For the first four months of school, the physics class treated their daily period as free time. They were frequently left unattended.
After Kumar took over, the students learned, they were still largely on their own.
"Since that first week, we rely on ourselves and our peers for help in class," said Ahmed Raza, who scored a 73% in maths and only a 44% in physics. "For the rest, we have tuitions."
Instead of using tuitions for revision, as they are intended, Raza and his peers rely on them for a first exposure to the concepts they will be tested on.
Kumar said that he had tried to help in any way he could, and emphasized his distribution of study materials to his students ahead of the SA1. Students in the class, however, said that these were for only one chapter, and did not seem relevant to their actual syllabus.
With almost half of the 61,674 posts for permanent government teachers lying vacant in Delhi, the pahadi school is far from the only one with a shortage of fully qualified teachers. No new hiring has taken place since the 2014-2015 school year owing to legal and political standoffs.
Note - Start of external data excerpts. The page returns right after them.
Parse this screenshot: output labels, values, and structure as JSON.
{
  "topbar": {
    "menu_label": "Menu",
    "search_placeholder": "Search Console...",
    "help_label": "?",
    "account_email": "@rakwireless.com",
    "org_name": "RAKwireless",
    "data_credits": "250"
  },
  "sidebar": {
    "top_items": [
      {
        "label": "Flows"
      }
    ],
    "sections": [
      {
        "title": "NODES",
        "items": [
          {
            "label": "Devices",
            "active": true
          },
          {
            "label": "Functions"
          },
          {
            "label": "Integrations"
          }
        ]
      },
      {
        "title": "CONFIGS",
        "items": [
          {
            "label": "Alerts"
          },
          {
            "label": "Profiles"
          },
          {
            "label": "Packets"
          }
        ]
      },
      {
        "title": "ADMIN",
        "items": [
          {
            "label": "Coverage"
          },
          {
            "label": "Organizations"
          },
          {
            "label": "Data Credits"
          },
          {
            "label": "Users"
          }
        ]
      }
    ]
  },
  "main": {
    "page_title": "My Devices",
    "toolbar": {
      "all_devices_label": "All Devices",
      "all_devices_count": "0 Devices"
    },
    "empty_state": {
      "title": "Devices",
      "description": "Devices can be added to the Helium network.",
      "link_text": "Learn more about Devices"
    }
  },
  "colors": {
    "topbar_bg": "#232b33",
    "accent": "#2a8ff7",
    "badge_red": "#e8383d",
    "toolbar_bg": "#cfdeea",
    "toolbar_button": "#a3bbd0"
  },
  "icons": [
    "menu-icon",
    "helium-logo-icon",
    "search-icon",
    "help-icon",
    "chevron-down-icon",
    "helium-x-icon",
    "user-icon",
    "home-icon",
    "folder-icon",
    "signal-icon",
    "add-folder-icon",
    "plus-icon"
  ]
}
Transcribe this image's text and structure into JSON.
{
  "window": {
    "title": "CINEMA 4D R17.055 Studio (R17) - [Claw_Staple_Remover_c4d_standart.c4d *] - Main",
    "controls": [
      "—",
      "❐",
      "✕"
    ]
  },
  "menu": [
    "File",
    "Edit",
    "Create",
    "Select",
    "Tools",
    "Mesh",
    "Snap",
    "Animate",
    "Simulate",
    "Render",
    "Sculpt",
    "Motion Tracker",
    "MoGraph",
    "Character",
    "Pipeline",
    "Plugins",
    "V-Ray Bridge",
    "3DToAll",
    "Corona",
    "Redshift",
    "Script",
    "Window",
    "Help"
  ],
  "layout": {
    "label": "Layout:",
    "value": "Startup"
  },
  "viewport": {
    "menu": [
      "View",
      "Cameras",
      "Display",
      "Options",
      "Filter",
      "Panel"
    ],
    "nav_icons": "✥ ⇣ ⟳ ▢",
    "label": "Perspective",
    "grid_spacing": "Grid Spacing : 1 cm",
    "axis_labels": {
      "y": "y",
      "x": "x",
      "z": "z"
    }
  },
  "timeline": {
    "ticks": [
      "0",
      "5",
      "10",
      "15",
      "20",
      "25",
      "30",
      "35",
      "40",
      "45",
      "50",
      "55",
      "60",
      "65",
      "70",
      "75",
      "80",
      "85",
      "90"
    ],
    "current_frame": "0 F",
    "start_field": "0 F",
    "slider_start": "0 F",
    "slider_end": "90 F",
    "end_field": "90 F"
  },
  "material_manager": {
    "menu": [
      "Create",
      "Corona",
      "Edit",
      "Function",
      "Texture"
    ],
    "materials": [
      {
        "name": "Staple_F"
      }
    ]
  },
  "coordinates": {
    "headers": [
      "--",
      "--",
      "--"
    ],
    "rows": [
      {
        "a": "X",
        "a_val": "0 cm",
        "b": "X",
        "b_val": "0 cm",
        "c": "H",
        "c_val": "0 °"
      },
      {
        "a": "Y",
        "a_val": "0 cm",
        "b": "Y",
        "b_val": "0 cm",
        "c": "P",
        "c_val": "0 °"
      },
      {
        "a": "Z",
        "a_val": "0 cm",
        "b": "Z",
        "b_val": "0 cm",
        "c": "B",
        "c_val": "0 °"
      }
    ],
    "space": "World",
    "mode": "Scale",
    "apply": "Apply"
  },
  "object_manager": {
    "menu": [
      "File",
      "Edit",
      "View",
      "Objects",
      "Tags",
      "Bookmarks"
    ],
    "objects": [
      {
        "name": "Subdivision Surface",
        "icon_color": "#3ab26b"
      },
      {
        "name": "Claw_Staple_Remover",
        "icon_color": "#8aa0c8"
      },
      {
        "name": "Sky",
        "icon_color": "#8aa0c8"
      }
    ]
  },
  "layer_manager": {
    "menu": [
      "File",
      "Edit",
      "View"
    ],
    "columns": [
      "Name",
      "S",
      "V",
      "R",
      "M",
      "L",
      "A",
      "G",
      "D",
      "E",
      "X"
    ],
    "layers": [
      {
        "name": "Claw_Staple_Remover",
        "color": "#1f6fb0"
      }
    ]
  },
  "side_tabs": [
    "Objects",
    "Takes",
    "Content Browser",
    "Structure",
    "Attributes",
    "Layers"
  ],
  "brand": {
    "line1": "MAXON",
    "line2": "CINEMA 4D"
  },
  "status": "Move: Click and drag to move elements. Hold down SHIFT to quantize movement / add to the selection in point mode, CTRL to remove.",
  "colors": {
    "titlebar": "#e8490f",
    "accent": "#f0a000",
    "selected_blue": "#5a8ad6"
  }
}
In September, the Delhi high court stayed all hiring of new temporary teachers. Meanwhile, the government has not been hiring new permanent teachers, waiting until there is a legal way to regularize some of the approximately 17,700 current temporary teachers.
"If there are no teachers, then why should one come to school?" asked Marlena. "We had even started the process of hiring more guest teachers, but that was interrupted by a High Court stay order. There would have been teachers in all the classrooms within the week otherwise."
Sangam Vihar, which is congested with traffic and hard to reach, has a particularly hard time securing qualified teachers. The large number of vacant postings in Delhi schools makes it easy for potential hires to find a more convenient alternative.
According to Lakhan Singh, the vice principal of the school, a less qualified teacher is better than no teacher. "The bigger problem here, is not his degree, but that this is his first batch. Any new class can seem scary."
So, Singh with a shrug, "something is better than nothing."